ガーディナーが子どものころ、イングランド南西部のドーセットシャーにあったガーディナー家の館で行われた降誕劇の雰囲気を再現しようとしたものだそうです。すごいですねえ。村の挙げてのイベントだったようで、のちにはロンドンから訪れていたプロの音楽家も参加するようになったそうです。

有名な曲としては、バッサーノとスウェーリンクの《Hodie Christus natus est》、ミヒャエル・プレトリウスの《Es ist ein Ros' entsprungen》、バードの《O magnum mysterium》と《Lullaby》、それから近代にとんでハウエルズの《A spotless Rose》あたりでしょうか。しかし古いキャロルの編曲版など、その他の曲もみんないいですよ。

このCDを聴くまで、近代の合唱曲って関心なかったんですが、このCDで目覚めました。じつは《A spotless Rose》って曲もここではじめて聴いたんですが、これはハウエルズ(1892-1983)の合唱曲の代表作のようで録音も多いです。ハウエルズのほか、バールドシュ、タブナー、ガードナー、アームストロングという作曲家たちの作品が歌われています。タブナー以外は名前すら知らない人たちだったんですよ。でもね、合唱うたいの心をおもいきり揺さぶられました。ああやっぱり古いのばかりぢゃなく新しい曲も聴いていこうと改心しました。

ガーディナーのアカペラもの、とくにこういう小品集はほんとにいいです。このCDはこの人がもともと合唱指揮者だったことを思い出させてくれる演奏。響きは冴え冴えとしていて、いかにもクリスマスにふさわしい。

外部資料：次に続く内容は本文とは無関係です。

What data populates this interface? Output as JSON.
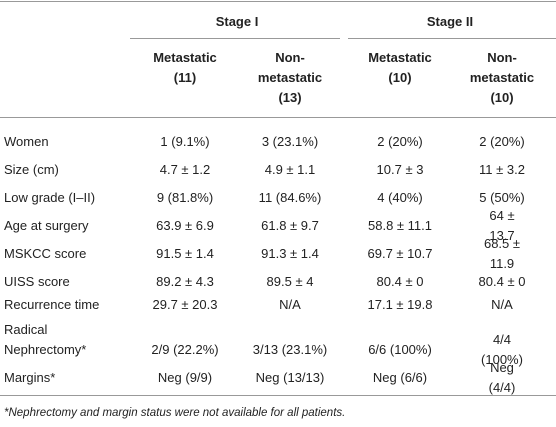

ガーディナーは、70年代にはモンテベルディやジェズアルドのアカペラものを録音したりしていました。このCDにも入っているバッサーノの《Hodie Christus natus est》も以前に録音していたはず。FMでオンエアされたのを聴いたことがありますもん。ただしそのころはまだモンテベルディ合唱団の技量が未完成で、あまり感心しませんでした。